Stylus Studio XML Editor

Table of contents

Appendices

4.1 Introduction

Introduction

The formatter generates an ordered tree, the area tree, which describes a geometric structuring of the output medium. The terms child, sibling, parent, descendant, and ancestor refer to this tree structure. The tree has a root node.

Each area tree node other than the root is called an area and is associated to a rectangular portion of the output medium. Areas are not formatting objects; rather, a formatting object generates zero or more rectangular areas, and normally each area is generated by a unique object in the formatting object tree.

NOTE: 

The only exceptions are when several leaf nodes of the formatting object tree are combined to generate a single area, for example when several characters in sequence generate a single ligature glyph. In all such cases, relevant properties such as font-family and font-size are the same for all the generating formatting objects (see section [area-linebuild] ).

An area has a content-rectangle, the portion in which its child areas are assigned, and optional padding and border. The diagram shows how these portions are related to one another. The outer bound of the border is called the border-rectangle, and the outer bound of the padding is called the padding-rectangle.

Elements of an area

Each area has a set of traits, a mapping of names to values, in the way elements have attributes and formatting objects have properties. Individual traits are used either for rendering the area or for defining constraints on the result of formatting, or both. Traits used strictly for formatting purposes or for defining constraints may be called formatting traits, and traits used for rendering may be called rendering traits. Traits whose values are copied or derived from a property of the same or a corresponding name are listed in [property-index] and [refinement] ; other traits are listed below.

NOTE: 

Traits are also associated with FOs during the process of refinement. Some traits are assigned during formatting, while others are already present after refinement.

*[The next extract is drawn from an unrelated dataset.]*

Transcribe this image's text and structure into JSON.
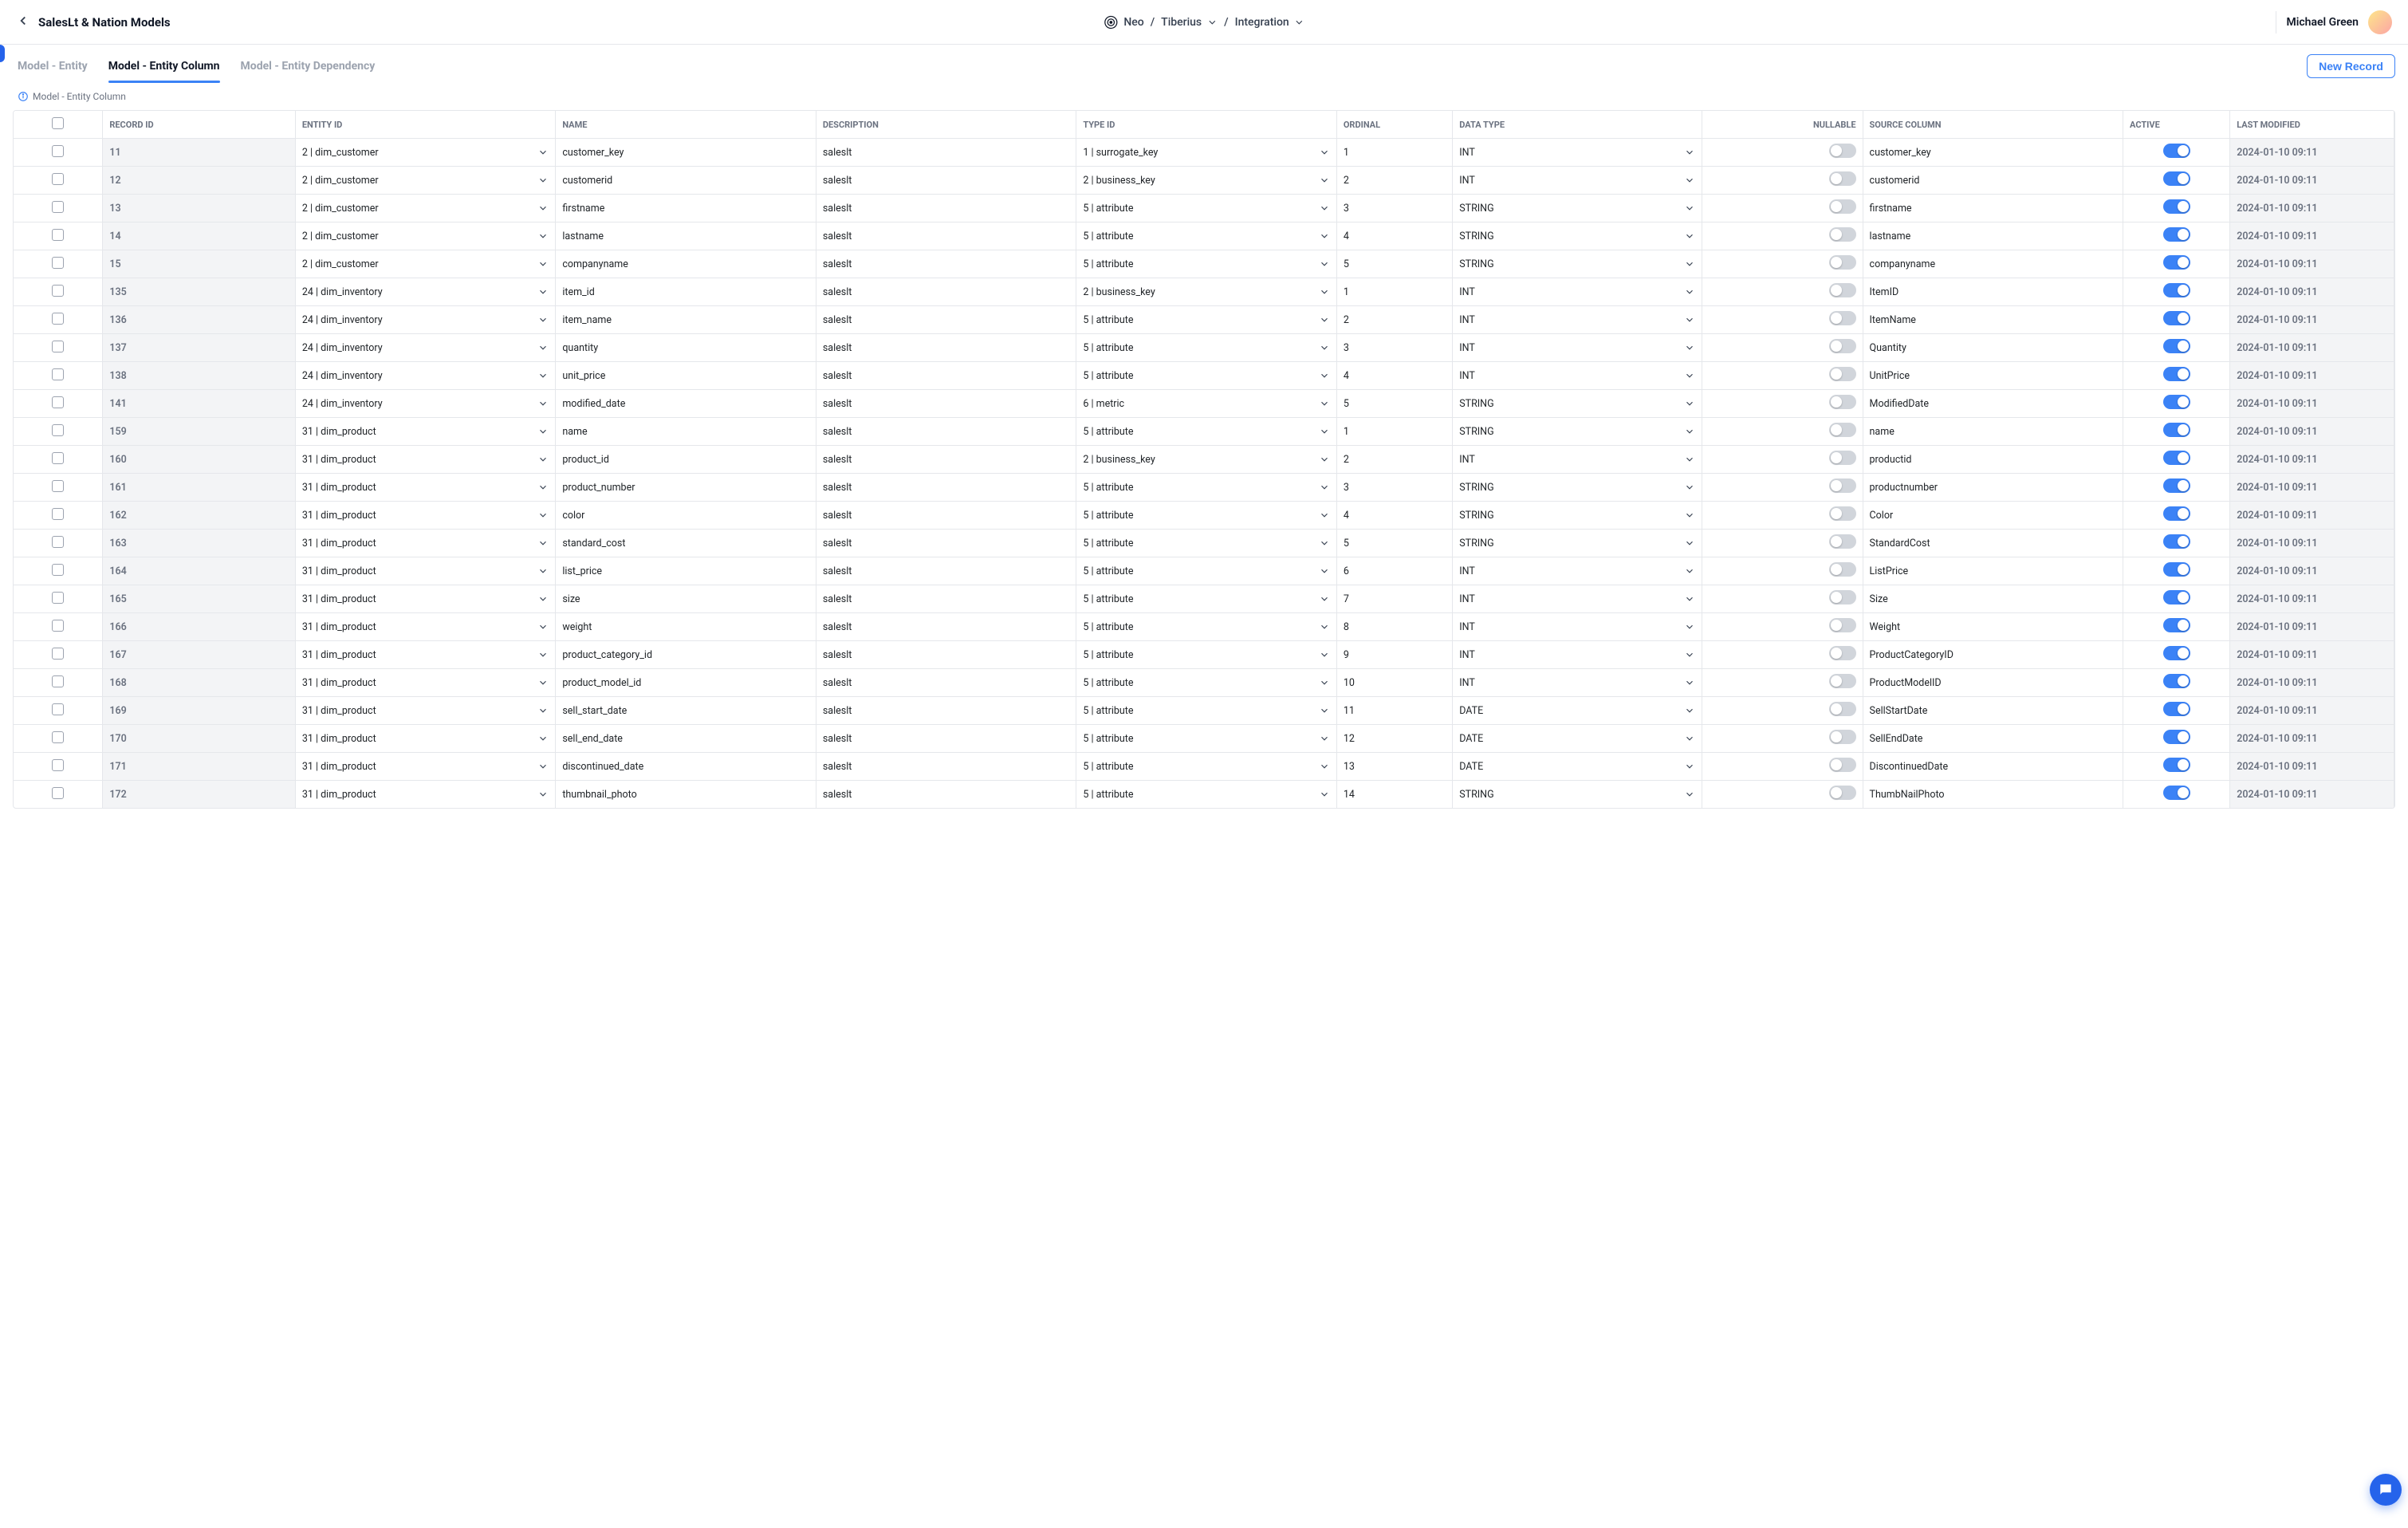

The semantics of each type of formatting object that generates areas are given in terms of which areas it generates and their place in the area-tree hierarchy. This may be further modified by interactions between the various types of formatting objects. The properties of the formatting object determine what areas are generated and how the formatting object's content is distributed among them. (For example, a word that is not to be hyphenated may not have its glyphs distributed into areas on two separate line-areas.)

The traits of an area are either:

directly-derived: the values of directly-derived traits are the computed value of a property of the same or a corresponding name on the generating formatting object, or

indirectly-derived: the values of indirectly-derived traits are the result of a computation involving the computed values of one or more properties on the generating formatting object, other traits on this area or other interacting areas (ancestors, parent, siblings, and/or children) and/or one or more values constructed by the formatter. The calculation formula may depend on the type of the formatting object.

This description assumes that refined values have been computed for all properties of formatting objects in the result tree, i.e., all relative and corresponding values have been computed and the inheritable values have been propagated as described in [refinement] . This allows the process of inheritance to be described once and avoids a need to repeat information on computing values in this description.

The indirectly-derived traits are: block-progression-direction, inline-progression-direction, shift-direction, glyph-orientation, is-reference-area, is-viewport-area, left-position, right-position, top-position, bottom-position, left-offset, top-offset, is-first, is-last, alignment-point, area-class, start-intrusion-adjustment, end-intrusion-adjustment, generated-by, returned-by, page-number, blink, underline-score, overline-score, through-score, underline-score-color, overline-score-color, through-score-color, alignment-baseline, baseline-shift, nominal-font, dominant-baseline-identifier, actual-baseline-table, and script.